Samsung’s next flagship chip is already starting to surface in early benchmark data, and the first signs point to the Exynos 2700. The unnamed processor, which is widely believed to be Samsung’s 2027 flagship chipset, has appeared on Geekbench with a CPU and GPU setup that offers an early look at where Samsung may be heading next.
The leak matters because Samsung only introduced the Exynos 2600 in December 2025, using a 2nm process and placing it in the Galaxy S26 and Galaxy S26+ in several markets, including India. Even so, the company’s next-generation chip is now showing up in testing, suggesting that Samsung’s silicon roadmap is moving quickly toward its 2027 premium phones.
What Geekbench Revealed
The benchmark listing was first reported by tipster Abhishek Yadav, who identified the model number S5E9975. That code is widely assumed to belong to the Exynos 2700, based on Samsung’s internal naming pattern for its Exynos family.
The chip appears to use a 10-core CPU setup, but not in the same format as the Exynos 2600. Instead of a familiar three-cluster layout, the new chip seems to use four groups of cores with frequencies that include 2.30GHz, 2.40GHz, 2.78GHz, and 2.88GHz.
This structure suggests Samsung may be testing a more flexible performance design. It also hints that the company is still exploring how to balance peak speed, sustained output, and power efficiency ahead of a commercial launch.
Early Performance Numbers
Geekbench 6.6.0 for Android AArch64 shows the Exynos 2700 scoring 2,603 in single-core and 10,350 in multi-core. Those numbers place it close to the current Exynos 2600 results in some areas, while leaving room for improvement in others.
For comparison, the Exynos 2600 inside the Galaxy S26 reportedly scored around 2,888 in single-core and 10,350 in multi-core. That means the early Exynos 2700 result is not a dramatic leap yet, but it is also not the final word on the chip’s real-world potential.
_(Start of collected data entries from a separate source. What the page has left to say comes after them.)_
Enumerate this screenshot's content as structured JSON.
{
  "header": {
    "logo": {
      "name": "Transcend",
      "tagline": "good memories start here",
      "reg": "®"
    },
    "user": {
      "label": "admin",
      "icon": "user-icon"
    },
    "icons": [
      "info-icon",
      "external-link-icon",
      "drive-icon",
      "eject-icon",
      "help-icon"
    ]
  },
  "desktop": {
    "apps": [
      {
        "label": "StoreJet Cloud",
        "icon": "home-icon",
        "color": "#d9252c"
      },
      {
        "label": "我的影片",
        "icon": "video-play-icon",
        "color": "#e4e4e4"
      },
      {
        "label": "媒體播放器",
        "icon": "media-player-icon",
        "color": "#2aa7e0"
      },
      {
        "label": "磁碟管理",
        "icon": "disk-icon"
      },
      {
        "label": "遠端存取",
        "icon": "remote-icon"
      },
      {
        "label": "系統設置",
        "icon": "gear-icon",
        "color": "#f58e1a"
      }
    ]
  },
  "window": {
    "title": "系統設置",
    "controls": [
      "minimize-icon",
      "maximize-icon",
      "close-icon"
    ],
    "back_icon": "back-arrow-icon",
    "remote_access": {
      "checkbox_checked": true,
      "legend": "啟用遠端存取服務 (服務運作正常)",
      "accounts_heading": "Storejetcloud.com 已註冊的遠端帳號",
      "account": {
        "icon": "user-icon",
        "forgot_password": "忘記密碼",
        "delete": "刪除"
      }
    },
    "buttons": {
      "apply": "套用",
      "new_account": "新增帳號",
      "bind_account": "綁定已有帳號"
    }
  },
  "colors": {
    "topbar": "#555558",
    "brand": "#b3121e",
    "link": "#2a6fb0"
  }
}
Benchmark tests often reflect unfinished software, early firmware, or pre-production hardware. Because of that, early scores can move significantly before a chip reaches mass production and retail devices.
Key Details From the Leak
- Model number: S5E9975
- CPU configuration: 10 cores
- Core frequencies: 2.30GHz, 2.40GHz, 2.78GHz, and 2.88GHz
- GPU: Xclipse 970
- Memory in test device: 10.80GB, likely a 12GB class device
- Operating system: Android 17
- Geekbench CPU score: 2,603 single-core and 10,350 multi-core
- Geekbench GPU score: 15,618 in OpenCL testing
The presence of the Xclipse 970 is also important. Samsung has continued its GPU collaboration with AMD in recent generations, and the new Xclipse branding suggests that the company may still rely on AMD RDNA-based graphics technology.
What the CPU Layout Suggests
The unusual core arrangement may indicate that Samsung is pursuing a more fine-tuned performance hierarchy. A multi-cluster design can help the chip assign workloads more efficiently, depending on whether a task needs burst performance, sustained multitasking, or background efficiency.
That approach could matter a lot for flagships in 2027. Phones will likely handle heavier on-device AI processing, more advanced graphics, and increasingly demanding camera pipelines, all while trying to preserve battery life and control heat.
Samsung has already shown that it wants its Exynos line to compete at the top end again, and the Exynos 2600 was part of that effort. If the Exynos 2700 is real and reaches production, it will likely need stronger thermal behavior and better sustained performance than these early numbers can show.
Why the GPU Result Stands Out
The reported OpenCL score of 15,618 gives a first sign of graphic capability, even if it remains too early to draw firm conclusions. In practical terms, that kind of result can translate into better headroom for gaming, media editing, and visual effects, especially if Samsung can improve drivers before launch.
GPU performance often improves as much from software optimization as from raw hardware changes. That means the Xclipse 970 may still gain meaningful ground before the chip is ready for retail phones.
How Samsung’s 2027 Roadmap Could Take Shape
If the Exynos 2700 stays on schedule, it could become a major part of Samsung’s flagship lineup for 2027. The chip would likely sit in future Galaxy S-series devices in selected markets, continuing Samsung’s long-standing dual-chip strategy alongside Qualcomm hardware in some regions.
For now, the Geekbench appearance is best seen as an early checkpoint rather than a final verdict. It confirms that Samsung is already testing next-generation Exynos silicon, and it gives the first public hint that the company is still pushing its flagship chip ambitions forward with a mix of new CPU design, AMD-linked graphics, and future-focused software support.